Гулящие люди | страница 15



– Так ты его, отец, не покинь, доведешь – перво грамоте чтоб обучили, а иное делал бы, что на потребу обители.

– Перво дело – обучим… это уж, спаси, спасе, завсегда так.

– По старинным обителям, отче, много поди праведников обитает?

– Есть и такие, мати, не столь праведные, но бессребреники и постники великие есть!

Сенька спросил:

– А ты, старче, скажи – монахи бражники в монастырях есть?

– Сам узришь, спаси, сохрани, будешь в обители – узришь. Тебе сие пошто?

– Да вишь – на Варварском крестце, когда я к мастеру ходил учебы для, сидели монахи и завсе хмельные… иные дрались тамо.

– Да замолчи ты! – вскинулась мать. – Вот мне, за грехи, видно, уродилось детище.

– Зело пытливой ум! – сказал монах, мокрая его борода зашевелилась, и, растопыривая грязные персты, он продолжал: – Жено богобойная! Изрек младый истину… Сам великий государь писал к строителям и игумнам, а паче митрополитам, «что многие монахи, сидя на крестцах улиц, побираютца, меняют с себя чернецкое рухло на озям мужичий, едят скоромное, не разбирая дён, и по кабакам бражничают». Человек, жено, зело грешен, и ризы монашеские не укрывают греха, а споспешествуют ему… Един Бог без греха… един, и силы бесплотные…

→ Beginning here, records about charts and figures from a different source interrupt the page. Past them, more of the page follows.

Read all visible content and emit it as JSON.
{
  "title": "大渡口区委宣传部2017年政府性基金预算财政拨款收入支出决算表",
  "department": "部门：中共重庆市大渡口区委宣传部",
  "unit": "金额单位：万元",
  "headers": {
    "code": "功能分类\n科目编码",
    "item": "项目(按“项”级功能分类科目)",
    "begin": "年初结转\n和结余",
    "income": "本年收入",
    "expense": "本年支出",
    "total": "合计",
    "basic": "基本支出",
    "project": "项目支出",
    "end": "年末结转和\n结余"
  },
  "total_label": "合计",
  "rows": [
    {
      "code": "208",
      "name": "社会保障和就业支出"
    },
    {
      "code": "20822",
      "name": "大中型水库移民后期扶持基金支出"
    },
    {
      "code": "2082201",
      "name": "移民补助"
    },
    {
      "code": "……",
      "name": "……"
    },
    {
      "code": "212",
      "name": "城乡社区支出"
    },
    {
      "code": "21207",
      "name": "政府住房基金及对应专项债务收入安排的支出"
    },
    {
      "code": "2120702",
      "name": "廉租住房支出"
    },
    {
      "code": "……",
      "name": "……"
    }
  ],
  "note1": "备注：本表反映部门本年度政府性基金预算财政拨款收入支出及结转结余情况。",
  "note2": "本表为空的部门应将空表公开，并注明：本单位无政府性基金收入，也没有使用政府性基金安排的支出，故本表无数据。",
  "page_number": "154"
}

– Ну вот, отец Анкудим! Я малому в путь собрала суму, в суме той портки, рубаха и убрусец лик опрати… веду его чисто, и чистым он придет к обители. Да тебе вот рупь серебряной – Иисусу на свечку и иным угодникам о здравии нашем. Теперь же благослови, отче!

Монах покрестил матку двуперстно. Она Сеньку поцеловала и тоже покрестила, после креста сунула Сеньке за пазуху кису малую с деньгами. Когда уходили, мать с крыльца кричала Анкудиму:

– Будешь на Москве, отец, не ходи на подворье, там построй идет, гости к нам и о малом моем весть дай-й!

– Чую, жено! Да мы еще не борзо оставим град сей… – проворчал монах.

Вместо Дмитровской дороги монах пошел на Серпуховскую, а там на Коломенскую, потом стали они колесить без дорог, спали на постоялых да кое-где. Сеньке надоело, он спросил Анкудима:

– Старче, чего ты ищешь?

– Отрок! Ищу я спасения в забвении, не все, вишь, кабаки монашескому чину приличествуют.

– Так вот те кабак!

– Непристойный он, то царев кабак!

– Зри дале – може, вон тот?

– Не наш… Были, вишь, в одном месте да перешли… а по тем путям наши кабаки, должно, дошли, и вывели кабацкие головы[28], вот эво, то будто и наш! – Анкудим повернул круто с дороги к старинному дому, вросшему в землю. – Этот, спаси, спасе, кажется, с приметой… – разговаривая, подошел к дому, постучал в ставень закрытого окна, воззвал громко: «Сыне божий, помилуй нас!»